11

I have a dataset with missing values , I would like to get the number of missing values for each columns. Following is what I did , I got the number of non missing values. How can I use it to get the number of missing values?

df.describe().filter($"summary" === "count").show
+-------+---+---+---+
|summary|  x|  y|  z|
+-------+---+---+---+
|  count|  1|  2|  3|
+-------+---+---+---+

Any help please to get a dataframe in which we'll find columns and number of missing values for each one.

blackbishop
  • 30,945
  • 11
  • 55
  • 76
Maher HTB
  • 737
  • 3
  • 9
  • 23
  • see also https://stackoverflow.com/questions/41765739/count-the-number-of-non-null-values-in-a-spark-dataframe/41766643#41766643 – Raphael Roth Jun 07 '17 at 18:48

3 Answers3

29

You could count the missing values by summing the boolean output of the isNull() method, after converting it to type integer:

In Scala:

import org.apache.spark.sql.functions.{sum, col}
df.select(df.columns.map(c => sum(col(c).isNull.cast("int")).alias(c)): _*).show

In Python:

from pyspark.sql.functions import col,sum
df.select(*(sum(col(c).isNull().cast("int")).alias(c) for c in df.columns)).show()

Alternatively, you could also use the output of df.describe().filter($"summary" === "count"), and subtract the number in each cell by the number of rows in the data:

In Scala:

import org.apache.spark.sql.functions.lit,

val rows = df.count()
val summary = df.describe().filter($"summary" === "count")
summary.select(df.columns.map(c =>(lit(rows) - col(c)).alias(c)): _*).show

In Python:

from pyspark.sql.functions import lit

rows = df.count()
summary = df.describe().filter(col("summary") == "count")
summary.select(*((lit(rows)-col(c)).alias(c) for c in df.columns)).show()
zero323
  • 322,348
  • 103
  • 959
  • 935
mtoto
  • 23,919
  • 4
  • 58
  • 71
  • thanks for your help .it worked.But is there an alternative waythat takes less time.because it took to much time for large data – Maher HTB Jun 08 '17 at 08:11
  • 2
    @mtoto The describe() function computes all other operations, hence can take more time, use: df.summary("count") to limit computations only for counting.
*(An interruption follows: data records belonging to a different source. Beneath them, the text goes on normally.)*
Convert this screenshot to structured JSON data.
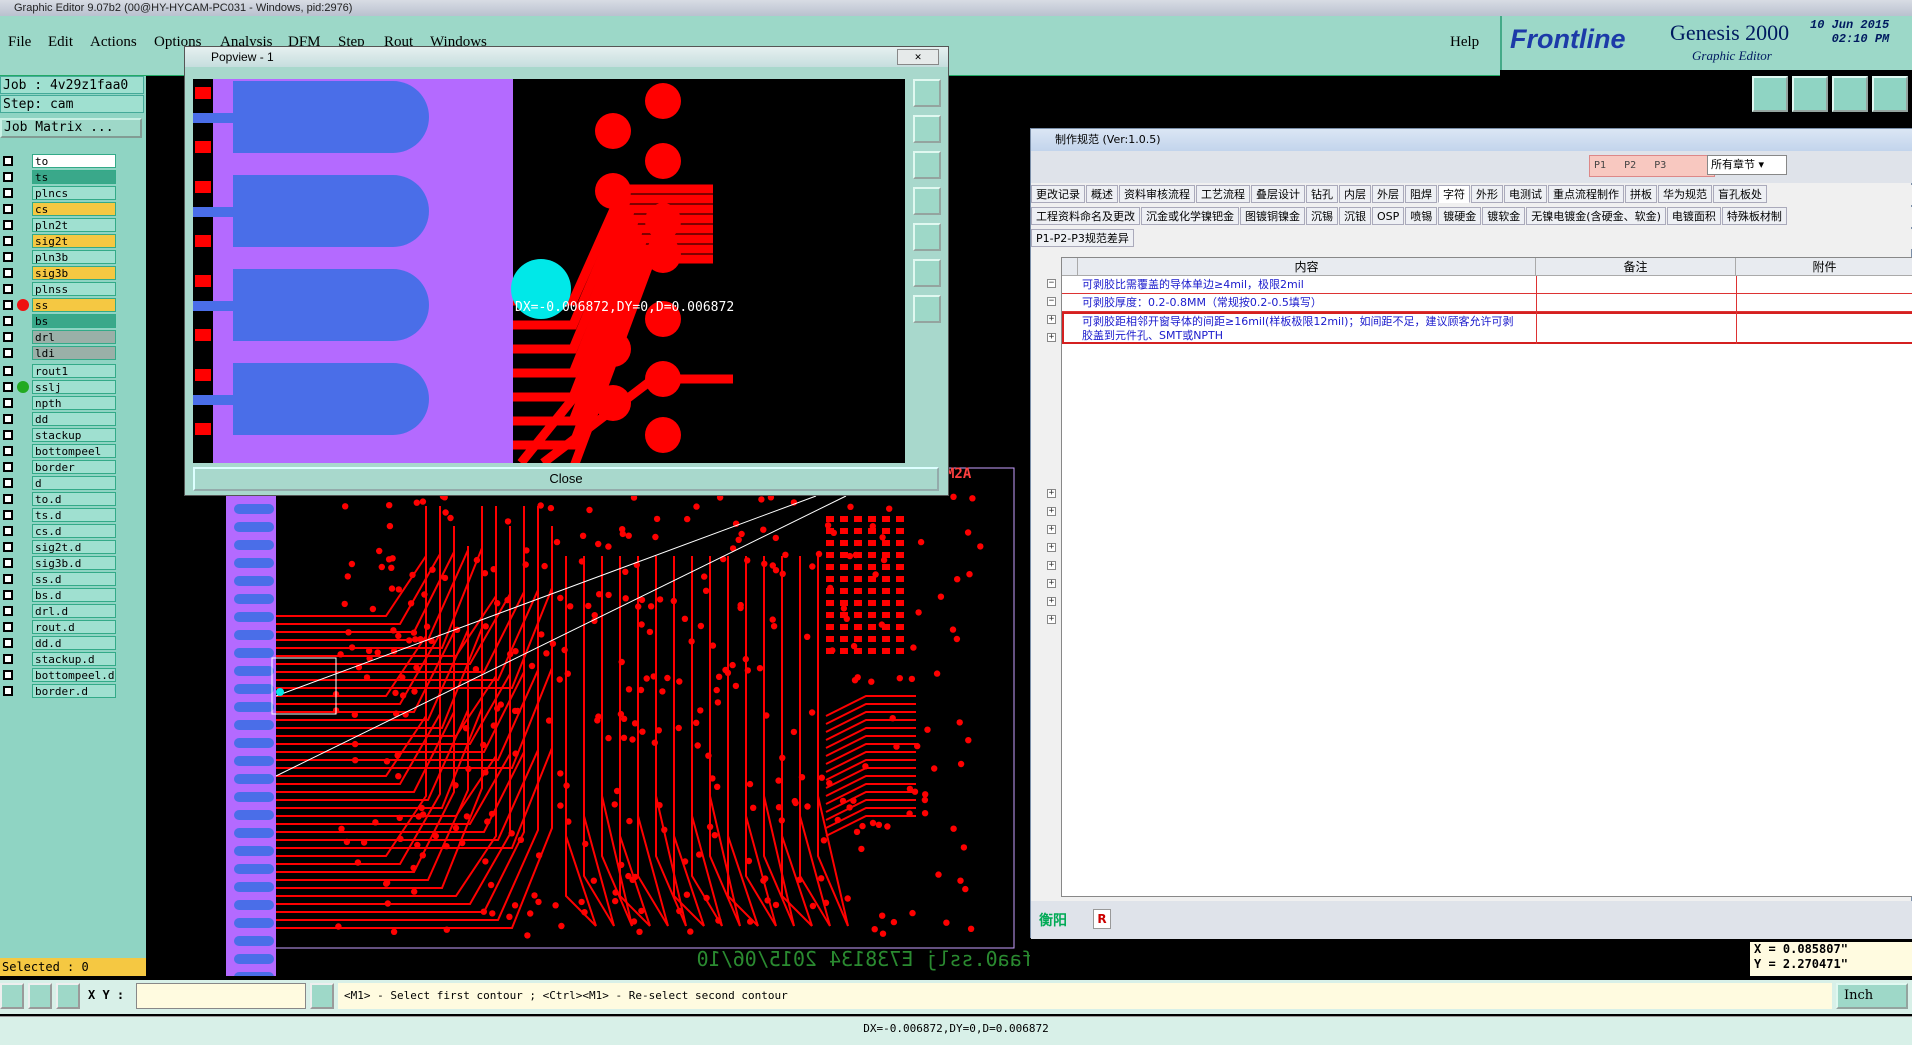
{
  "window": {
    "title": "Graphic Editor 9.07b2 (00@HY-HYCAM-PC031 - Windows, pid:2976)"
  },
  "menu": {
    "items": [
      "File",
      "Edit",
      "Actions",
      "Options",
      "Analysis",
      "DFM",
      "Step",
      "Rout",
      "Windows"
    ],
    "help": "Help"
  },
  "brand": {
    "logo": "Frontline",
    "product": "Genesis 2000",
    "subtitle": "Graphic Editor",
    "date": "10 Jun 2015",
    "time": "02:10 PM"
  },
  "job": {
    "job_line": "Job : 4v29z1faa0",
    "step_line": "Step: cam",
    "matrix_button": "Job Matrix ..."
  },
  "layers": [
    {
      "name": "to",
      "color": "#ffffff",
      "dot": ""
    },
    {
      "name": "ts",
      "color": "#3aa88a",
      "dot": ""
    },
    {
      "name": "plncs",
      "color": "#9fe0d0",
      "dot": ""
    },
    {
      "name": "cs",
      "color": "#f5c842",
      "dot": ""
    },
    {
      "name": "pln2t",
      "color": "#9fe0d0",
      "dot": ""
    },
    {
      "name": "sig2t",
      "color": "#f5c842",
      "dot": ""
    },
    {
      "name": "pln3b",
      "color": "#9fe0d0",
      "dot": ""
    },
    {
      "name": "sig3b",
      "color": "#f5c842",
      "dot": ""
    },
    {
      "name": "plnss",
      "color": "#9fe0d0",
      "dot": ""
    },
    {
      "name": "ss",
      "color": "#f5c842",
      "dot": "#ee1111"
    },
    {
      "name": "bs",
      "color": "#3aa88a",
      "dot": ""
    },
    {
      "name": "drl",
      "color": "#9ab0a8",
      "dot": ""
    },
    {
      "name": "ldi",
      "color": "#9ab0a8",
      "dot": ""
    },
    {
      "name": "rout1",
      "color": "#9fe0d0",
      "dot": ""
    },
    {
      "name": "sslj",
      "color": "#9fe0d0",
      "dot": "#22aa22"
    },
    {
      "name": "npth",
      "color": "#9fe0d0",
      "dot": ""
    },
    {
      "name": "dd",
      "color": "#9fe0d0",
      "dot": ""
    },
    {
      "name": "stackup",
      "color": "#9fe0d0",
      "dot": ""
    },
    {
      "name": "bottompeel",
      "color": "#9fe0d0",
      "dot": ""
    },
    {
      "name": "border",
      "color": "#9fe0d0",
      "dot": ""
    },
    {
      "name": "d",
      "color": "#9fe0d0",
      "dot": ""
    },
    {
      "name": "to.d",
      "color": "#9fe0d0",
      "dot": ""
    },
    {
      "name": "ts.d",
      "color": "#9fe0d0",
      "dot": ""
    },
    {
      "name": "cs.d",
      "color": "#9fe0d0",
      "dot": ""
    },
    {
      "name": "sig2t.d",
      "color": "#9fe0d0",
      "dot": ""
    },
    {
      "name": "sig3b.d",
      "color": "#9fe0d0",
      "dot": ""
    },
    {
      "name": "ss.d",
      "color": "#9fe0d0",
      "dot": ""
    },
    {
      "name": "bs.d",
      "color": "#9fe0d0",
      "dot": ""
    },
    {
      "name": "drl.d",
      "color": "#9fe0d0",
      "dot": ""
    },
    {
      "name": "rout.d",
      "color": "#9fe0d0",
      "dot": ""
    },
    {
      "name": "dd.d",
      "color": "#9fe0d0",
      "dot": ""
    },
    {
      "name": "stackup.d",
      "color": "#9fe0d0",
      "dot": ""
    },
    {
      "name": "bottompeel.d",
      "color": "#9fe0d0",
      "dot": ""
    },
    {
      "name": "border.d",
      "color": "#9fe0d0",
      "dot": ""
    }
  ],
  "selected": "Selected : 0",
  "popview": {
    "title": "Popview - 1",
    "close_label": "Close",
    "measure_label": "DX=-0.006872,DY=0,D=0.006872"
  },
  "pcb": {
    "board_label": "M2A",
    "mirror_text": "4v29z1faa0.sslj E738134 2015/06/10"
  },
  "spec": {
    "title": "制作规范 (Ver:1.0.5)",
    "filters": [
      "P1",
      "P2",
      "P3"
    ],
    "chapter_select": "所有章节",
    "tabs_row1": [
      "更改记录",
      "概述",
      "资料审核流程",
      "工艺流程",
      "叠层设计",
      "钻孔",
      "内层",
      "外层",
      "阻焊",
      "字符",
      "外形",
      "电测试",
      "重点流程制作",
      "拼板",
      "华为规范",
      "盲孔板处"
    ],
    "active_tab": "字符",
    "tabs_row2": [
      "工程资料命名及更改",
      "沉金或化学镍钯金",
      "图镀铜镍金",
      "沉锡",
      "沉银",
      "OSP",
      "喷锡",
      "镀硬金",
      "镀软金",
      "无镍电镀金(含硬金、软金)",
      "电镀面积",
      "特殊板材制"
    ],
    "tabs_row3": [
      "P1-P2-P3规范差异"
    ],
    "columns": [
      "内容",
      "备注",
      "附件"
    ],
    "rows": [
      "可剥胶比需覆盖的导体单边≥4mil，极限2mil",
      "可剥胶厚度：0.2-0.8MM（常规按0.2-0.5填写）",
      "可剥胶距相邻开窗导体的间距≥16mil(样板极限12mil)；如间距不足，建议顾客允许可剥胶盖到元件孔、SMT或NPTH"
    ],
    "footer_label": "衡阳",
    "footer_badge": "R"
  },
  "status": {
    "xy_label": "X Y :",
    "xy_value": "",
    "prompt": "<M1> - Select first contour ; <Ctrl><M1> - Re-select second contour",
    "unit": "Inch",
    "coord_x": "X = 0.085807\"",
    "coord_y": "Y = 2.270471\"",
    "measure": "DX=-0.006872,DY=0,D=0.006872"
  },
  "colors": {
    "copper": "#ff0000",
    "finger": "#4a6ee8",
    "mask": "#b46aff",
    "panel": "#8fd4c3",
    "highlight": "#d42020"
  }
}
No need to use: df.describe().filter(col("summary") == "count") – Shirish Kadam Sep 17 '18 at 19:00
  • That's very useful thanks, how would I add multiple metrics to the output? i.e. a row for isNull and a row for value=X for each Column – irishguy Apr 27 '20 at 15:55
2
from pyspark.sql.functions import isnull, when, count, col
nacounts = df.select([count(when(isnull(c), c)).alias(c) for c in df.columns]).toPandas()
nacounts
keikai
  • 14,085
  • 9
  • 49
  • 68
  • 1
    it would be a more complete answer if you can provide some explanation of what the code is doing and also if you can format the code properly, please see https://stackoverflow.com/editing-help for details on how to format the code. – tsega Mar 17 '20 at 06:57
0
for i in df.columns:
  print(i,df.count()-(df.na.drop(subset=i).count()))